Open javagl opened 2 years ago

javagl commented 2 years ago

This is similar to https://github.com/KhronosGroup/glTF-Validator/issues/184 in some ways, but the differences in the technical details and implementation may justify bringing this up as an own issue:

Should there be a warning (or at least, a hint) when accessors that are used as animations[a].samplers[s].output have constant values?

(Or are there any cases where it makes sense to export such constant values? One could probably think about extensions that might need this data or so, but from the core spec perspective, this does not seem to make sense...)

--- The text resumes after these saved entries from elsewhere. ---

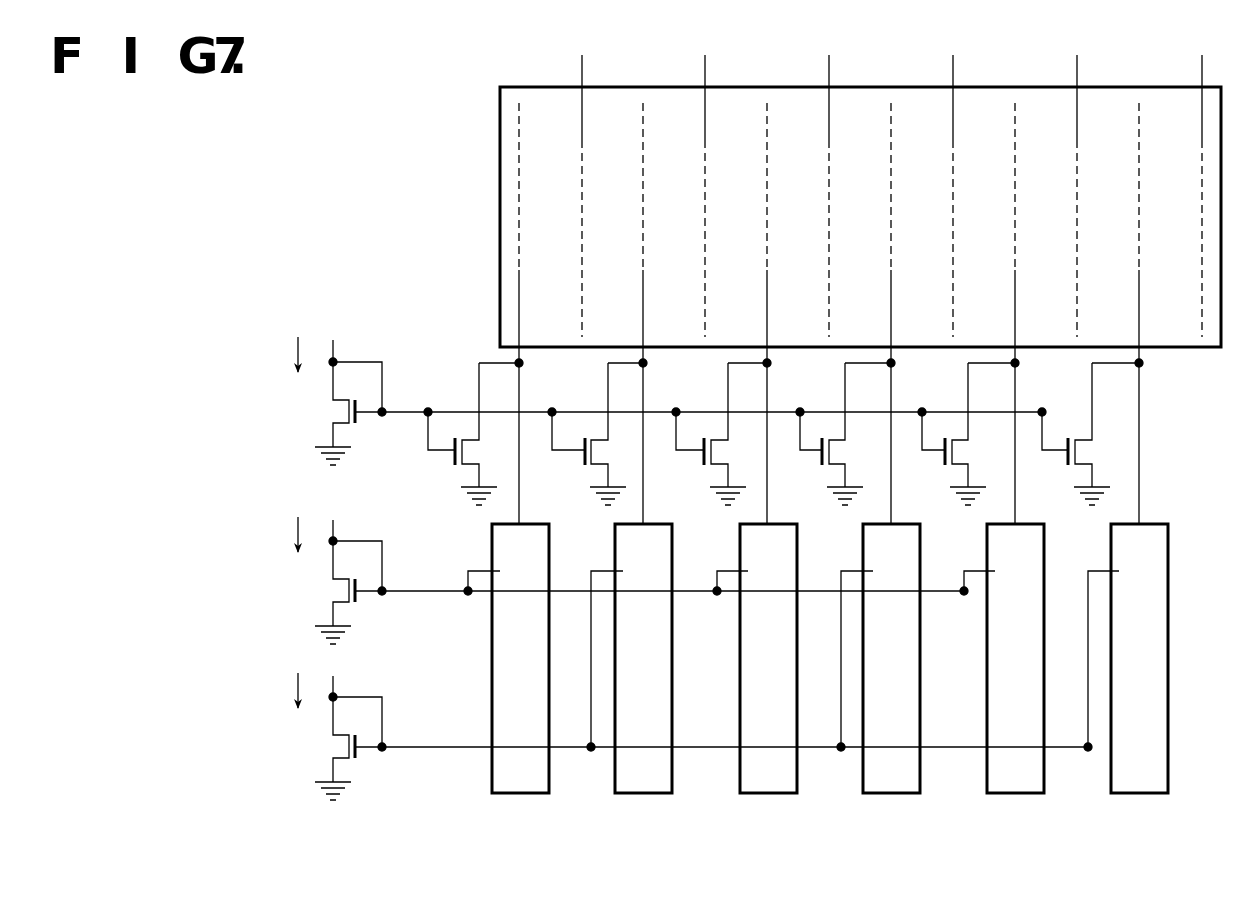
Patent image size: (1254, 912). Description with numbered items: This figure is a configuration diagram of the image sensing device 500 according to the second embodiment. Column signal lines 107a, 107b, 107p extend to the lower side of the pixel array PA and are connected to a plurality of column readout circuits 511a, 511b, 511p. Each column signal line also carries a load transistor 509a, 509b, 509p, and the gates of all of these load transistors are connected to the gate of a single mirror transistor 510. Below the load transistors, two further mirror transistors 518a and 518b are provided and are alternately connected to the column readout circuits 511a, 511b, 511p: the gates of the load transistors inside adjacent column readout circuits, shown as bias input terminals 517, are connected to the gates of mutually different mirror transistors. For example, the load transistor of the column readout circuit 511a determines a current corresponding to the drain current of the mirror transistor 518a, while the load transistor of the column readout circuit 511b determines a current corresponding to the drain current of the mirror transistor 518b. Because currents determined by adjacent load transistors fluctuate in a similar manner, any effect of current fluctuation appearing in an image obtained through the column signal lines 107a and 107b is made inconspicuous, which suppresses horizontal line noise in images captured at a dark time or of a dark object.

The pixel array PA is at (1142, 80).
The image sensing device 500 is at (432, 828).
The column signal line 107a is at (553, 293).
The column signal line 107b is at (677, 293).
The column signal line 107p is at (1173, 293).
The load transistor 509a is at (452, 462).
The load transistor 509b is at (582, 462).
The load transistor 509p is at (1062, 462).
The mirror transistor 510 is at (356, 425).
The column readout circuit 511a is at (522, 796).
The column readout circuit 511b is at (647, 796).
The column readout circuit 511p is at (1143, 796).
The bias input terminal 517 is at (522, 560).
The mirror transistor 518a is at (356, 604).
The mirror transistor 518b is at (380, 773).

(Apparently, some generators always export all properties (rotation, translation, scale) as animated properties as soon as one property is animated, and ... apparently, sometimes even when no property is animated at all 😕 - of course, one could shrug this off and say "Yeah, then that's just a bad asset generator". But the implications on memory and performance may be significant, so I think that this should be strongly discouraged).

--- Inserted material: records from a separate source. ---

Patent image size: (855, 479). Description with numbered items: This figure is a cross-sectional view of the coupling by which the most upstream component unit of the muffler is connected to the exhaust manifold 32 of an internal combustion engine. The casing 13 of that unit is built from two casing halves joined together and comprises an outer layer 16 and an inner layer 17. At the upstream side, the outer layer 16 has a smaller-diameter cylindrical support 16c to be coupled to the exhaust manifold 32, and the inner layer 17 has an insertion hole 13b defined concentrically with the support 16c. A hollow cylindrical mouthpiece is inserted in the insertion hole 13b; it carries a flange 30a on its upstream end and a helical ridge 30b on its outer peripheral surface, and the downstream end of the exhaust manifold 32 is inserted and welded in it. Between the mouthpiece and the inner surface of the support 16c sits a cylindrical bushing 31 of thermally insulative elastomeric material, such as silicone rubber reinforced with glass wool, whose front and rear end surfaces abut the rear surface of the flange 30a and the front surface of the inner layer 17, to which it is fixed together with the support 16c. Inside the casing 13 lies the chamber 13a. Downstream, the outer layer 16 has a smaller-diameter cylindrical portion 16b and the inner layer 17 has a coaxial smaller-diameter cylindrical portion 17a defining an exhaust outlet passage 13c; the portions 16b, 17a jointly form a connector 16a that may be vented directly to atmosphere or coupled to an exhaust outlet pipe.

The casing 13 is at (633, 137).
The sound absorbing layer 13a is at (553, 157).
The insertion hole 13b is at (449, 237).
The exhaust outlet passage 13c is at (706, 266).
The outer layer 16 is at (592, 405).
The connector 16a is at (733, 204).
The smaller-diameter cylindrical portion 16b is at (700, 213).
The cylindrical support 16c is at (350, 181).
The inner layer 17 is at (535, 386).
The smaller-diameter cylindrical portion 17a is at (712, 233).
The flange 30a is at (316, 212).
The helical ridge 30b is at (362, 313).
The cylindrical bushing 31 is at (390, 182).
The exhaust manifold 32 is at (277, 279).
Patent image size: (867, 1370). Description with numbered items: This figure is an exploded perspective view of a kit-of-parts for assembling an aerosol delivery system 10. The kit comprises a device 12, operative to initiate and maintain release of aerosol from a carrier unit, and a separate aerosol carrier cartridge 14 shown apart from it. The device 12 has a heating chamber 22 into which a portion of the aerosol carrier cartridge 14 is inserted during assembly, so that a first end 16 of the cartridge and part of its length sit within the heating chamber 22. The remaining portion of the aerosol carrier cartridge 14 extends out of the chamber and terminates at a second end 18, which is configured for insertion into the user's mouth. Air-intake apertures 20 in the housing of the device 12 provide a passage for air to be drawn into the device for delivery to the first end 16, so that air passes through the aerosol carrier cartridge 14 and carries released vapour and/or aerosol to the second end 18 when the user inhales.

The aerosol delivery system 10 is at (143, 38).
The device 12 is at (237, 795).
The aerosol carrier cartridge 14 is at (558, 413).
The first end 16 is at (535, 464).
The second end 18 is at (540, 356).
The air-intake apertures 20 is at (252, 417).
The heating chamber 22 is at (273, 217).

lexaknyazev commented 1 year ago

The spec does not (and generally should not) cover inefficient glTF usage as opposed to invalid, although there may be cases that fall somewhere in between.

Some workflows may prefer using a common timestamps track for multiple outputs and/or constant rate of key values, thus adjacent output values may be equal in such a case. I think the validator may hint when all values of an output track are the same, except when there is only one frame with STEP interpolation.

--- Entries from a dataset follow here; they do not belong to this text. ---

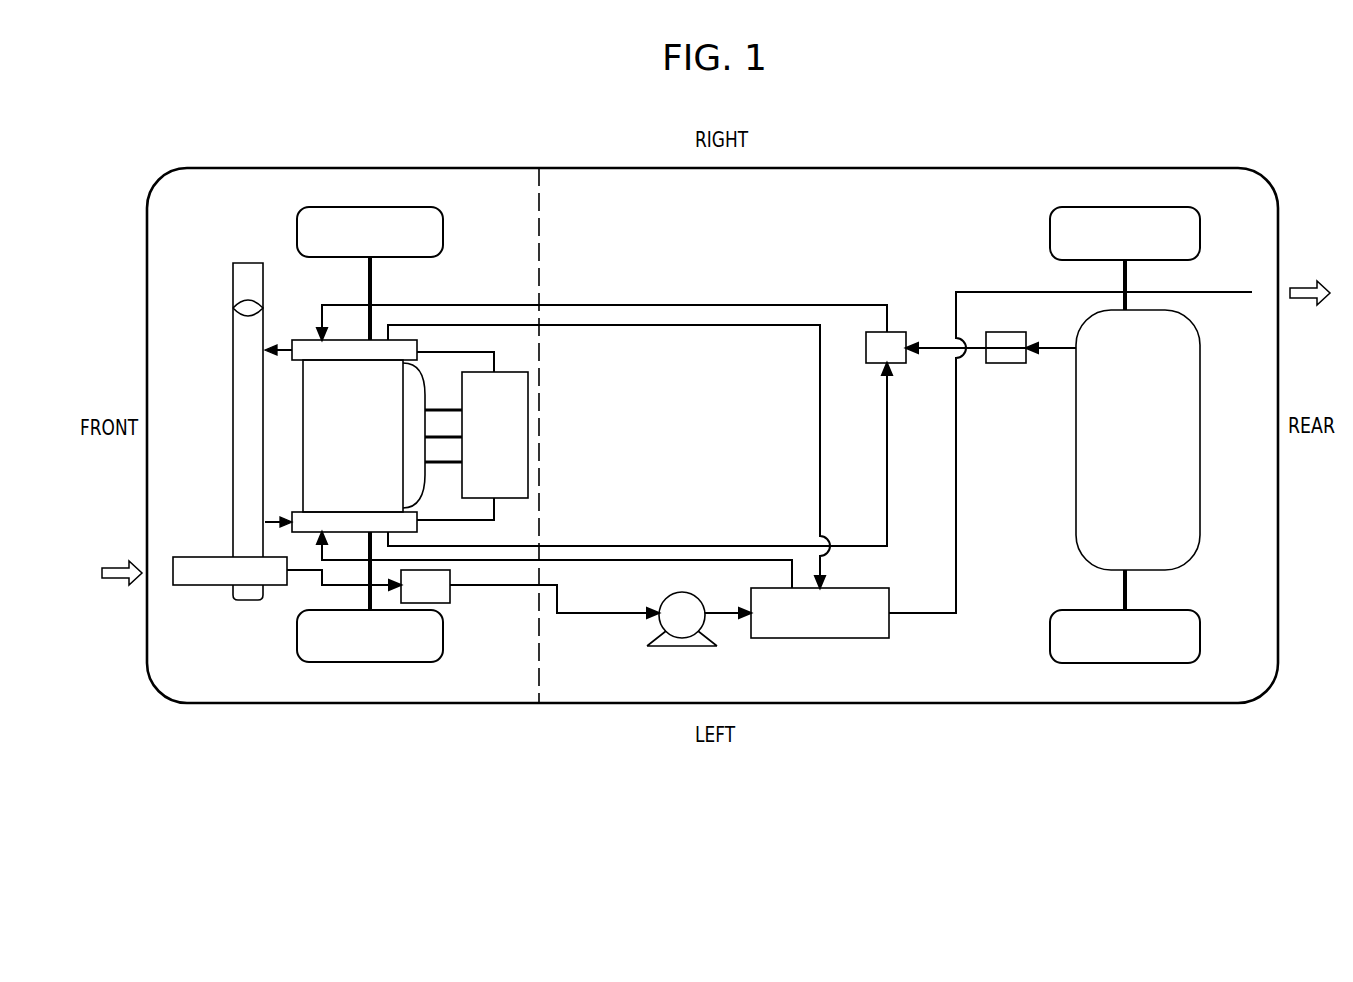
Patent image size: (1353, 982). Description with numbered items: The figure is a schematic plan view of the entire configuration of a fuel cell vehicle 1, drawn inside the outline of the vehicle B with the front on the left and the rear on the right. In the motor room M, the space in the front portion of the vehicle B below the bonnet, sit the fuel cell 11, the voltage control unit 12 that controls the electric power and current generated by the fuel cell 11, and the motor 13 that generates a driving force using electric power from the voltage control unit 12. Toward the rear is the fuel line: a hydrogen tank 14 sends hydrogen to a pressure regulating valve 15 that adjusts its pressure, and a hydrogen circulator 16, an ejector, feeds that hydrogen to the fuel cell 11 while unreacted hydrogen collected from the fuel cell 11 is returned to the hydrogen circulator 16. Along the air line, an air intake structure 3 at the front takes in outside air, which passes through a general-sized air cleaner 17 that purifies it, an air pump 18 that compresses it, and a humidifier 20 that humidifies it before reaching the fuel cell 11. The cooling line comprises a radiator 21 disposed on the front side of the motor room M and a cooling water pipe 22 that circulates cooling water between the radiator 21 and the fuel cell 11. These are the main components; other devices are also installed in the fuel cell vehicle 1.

The fuel cell vehicle 1 is at (1240, 140).
The air intake structure 3 is at (207, 578).
The fuel cell 11 is at (368, 449).
The voltage control unit 12 is at (510, 449).
The motor 13 is at (419, 372).
The hydrogen tank 14 is at (1153, 449).
The pressure regulating valve 15 is at (1020, 360).
The hydrogen circulator 16 is at (900, 360).
The air cleaner 17 is at (440, 600).
The air pump 18 is at (697, 628).
The humidifier 20 is at (835, 626).
The radiator 21 is at (233, 432).
The cooling water pipe 22 is at (283, 338).
The vehicle B is at (262, 168).
The motor room M is at (206, 230).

donmccurdy commented 1 year ago

Or are there any cases where it makes sense to export such constant values?

I've seen at least once such case, in which the base pose for an animation is different from the skeleton's (e.g. idle vs. t-pose). In this case the exporter might create a channel for each bone, with 1-2 keyframes in each, and longer keyframe channels for the bones that are actually animated.

I think the case of repeated output values is probably not much different from the (very common) case of colinear outputs on a LINEAR channel, baked at 24-30 FPS. Inefficient but not invalid, and there are fair reasons an exporter might choose this. For example, authoring software might not want to throw away any keyframes the artist has manually placed, or might feel that resampling animation is out of scope. Tools like gltfpack and gltf-transform can resample for you and optimize the keyframe channels, but I don't know that optimization should be a prerequisite to passing the validation suite.